A 91-year-old woman alleged to have worked at the Nazi death camp at Auschwitz has been charged with 260,000 counts of accessory to murder, German prosecutors say.
A spokesman said the
former SS member is accused of serving as a radio operator for the camp
commandant.
It is argued she can
be charged because she helped the death camp function.
A former Nazi SS
sergeant at Auschwitz, Oskar Groening, was convicted on that reasoning in July.
A spokesman for
prosecutors in the state of Schleswig-Holstein said on Monday there was no
indication the woman was unfit for trial. It's thought a decision on whether to
proceed with the case will be made next year.
Separately, on
Friday a court in western Germany said it was waiting to hear if a 93-year-old
former Auschwitz guard was fit enough to stand trial.
The man, identified in media reports as Reinhold Hanning, is accused of
serving at Auschwitz between 1942 and 1944.
He
denies 170,000 charges of accessory to murder and says he was assigned to a
part of the camp that was not involved in the mass murders.
A spokeswoman for
the court in Detmold said it could be several weeks before the health
assessment is delivered. Mr Hanning's lawyer says he is not well enough to face
trial.
Accessory
role
Meanwhile, the court
in Lueneberg that convicted Groening, 94, on Mondaypublished its written judgement
(in German).
Groening - who
became known as the "bookkeeper of Auschwitz" for counting banknotes confiscated from prisoners - was
sentenced to four years in prison after being convicted of 300,000 counts of
accessory to murder.
The court broke away
from the decades-old practice of requiring that former SS members be proven to
have committed at least one crime before they can be convicted.
The judgement argues
that "all the defendant's activity in Auschwitz was characterised by the
fact that it supported multiple murders, without providing support to specific
individual acts".
Lawyers argued that
the presence of Groening and other SS members on an arrival ramp at Auschwitz
meant he was guilty of an accessory role because it created a threatening
impression.
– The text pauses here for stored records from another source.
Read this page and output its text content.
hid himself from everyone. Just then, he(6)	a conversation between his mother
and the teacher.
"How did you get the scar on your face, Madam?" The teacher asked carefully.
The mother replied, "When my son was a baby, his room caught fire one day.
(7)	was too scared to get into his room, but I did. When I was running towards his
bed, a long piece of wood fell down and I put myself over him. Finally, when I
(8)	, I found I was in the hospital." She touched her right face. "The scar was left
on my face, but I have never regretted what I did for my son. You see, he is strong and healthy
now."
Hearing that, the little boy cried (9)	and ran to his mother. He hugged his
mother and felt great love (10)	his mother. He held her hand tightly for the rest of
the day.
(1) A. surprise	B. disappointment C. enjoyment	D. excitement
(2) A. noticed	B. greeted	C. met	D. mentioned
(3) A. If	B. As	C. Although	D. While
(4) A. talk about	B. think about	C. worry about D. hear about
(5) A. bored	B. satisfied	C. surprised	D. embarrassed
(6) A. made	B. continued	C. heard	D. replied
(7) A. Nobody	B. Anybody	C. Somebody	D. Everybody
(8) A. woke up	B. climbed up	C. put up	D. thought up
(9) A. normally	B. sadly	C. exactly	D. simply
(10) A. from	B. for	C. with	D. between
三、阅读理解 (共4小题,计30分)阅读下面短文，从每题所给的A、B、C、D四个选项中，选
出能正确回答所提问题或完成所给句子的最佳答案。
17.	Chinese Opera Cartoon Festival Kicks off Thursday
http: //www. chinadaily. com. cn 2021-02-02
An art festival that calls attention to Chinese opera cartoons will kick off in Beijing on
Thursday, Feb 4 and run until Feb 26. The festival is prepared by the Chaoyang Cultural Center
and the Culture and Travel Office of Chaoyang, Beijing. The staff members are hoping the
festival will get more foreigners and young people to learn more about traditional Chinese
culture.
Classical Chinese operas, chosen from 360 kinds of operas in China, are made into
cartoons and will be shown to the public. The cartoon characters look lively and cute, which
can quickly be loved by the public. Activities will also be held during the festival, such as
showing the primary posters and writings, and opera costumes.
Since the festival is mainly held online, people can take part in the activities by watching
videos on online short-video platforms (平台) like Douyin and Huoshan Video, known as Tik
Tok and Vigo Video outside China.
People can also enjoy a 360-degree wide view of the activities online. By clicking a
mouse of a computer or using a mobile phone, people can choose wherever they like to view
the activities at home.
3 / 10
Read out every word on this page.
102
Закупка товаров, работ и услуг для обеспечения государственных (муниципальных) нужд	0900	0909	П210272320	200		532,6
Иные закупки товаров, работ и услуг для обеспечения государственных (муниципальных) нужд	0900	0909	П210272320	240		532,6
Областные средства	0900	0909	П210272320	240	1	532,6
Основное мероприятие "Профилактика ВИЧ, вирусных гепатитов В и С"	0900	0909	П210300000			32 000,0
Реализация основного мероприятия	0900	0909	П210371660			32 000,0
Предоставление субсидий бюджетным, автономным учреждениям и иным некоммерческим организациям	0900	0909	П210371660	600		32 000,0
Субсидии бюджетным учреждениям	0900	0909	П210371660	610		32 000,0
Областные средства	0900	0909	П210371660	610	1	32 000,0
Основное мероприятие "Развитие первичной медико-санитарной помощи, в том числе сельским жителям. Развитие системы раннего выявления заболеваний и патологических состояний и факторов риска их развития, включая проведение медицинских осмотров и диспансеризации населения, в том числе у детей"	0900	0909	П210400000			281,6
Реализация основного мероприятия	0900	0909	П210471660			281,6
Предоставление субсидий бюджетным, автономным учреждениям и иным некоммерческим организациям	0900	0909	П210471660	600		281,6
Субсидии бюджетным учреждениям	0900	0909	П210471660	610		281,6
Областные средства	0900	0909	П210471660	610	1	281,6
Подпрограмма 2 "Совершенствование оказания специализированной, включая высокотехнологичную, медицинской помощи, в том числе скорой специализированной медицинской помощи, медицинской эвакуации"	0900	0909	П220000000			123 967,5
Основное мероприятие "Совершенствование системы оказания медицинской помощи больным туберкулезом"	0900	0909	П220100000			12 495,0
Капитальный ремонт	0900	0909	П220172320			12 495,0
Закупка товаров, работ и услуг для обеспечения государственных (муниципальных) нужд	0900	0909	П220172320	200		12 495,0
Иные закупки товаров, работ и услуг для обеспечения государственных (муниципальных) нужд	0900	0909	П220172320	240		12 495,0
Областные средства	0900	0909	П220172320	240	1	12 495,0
His role in taking care of prisoners' luggage deceived them that
they would get their belongings back.
In 2005 Groening
admitted in a BBC documentary that he had been present on the ramp when
selections for the gas chambers took place.
The court in
Lueneberg has given Groening's defence team a month to appeal its judgement.
Should the judgement come into force, an assessment will be made as to whether
Groening is in a fit state to be jailed.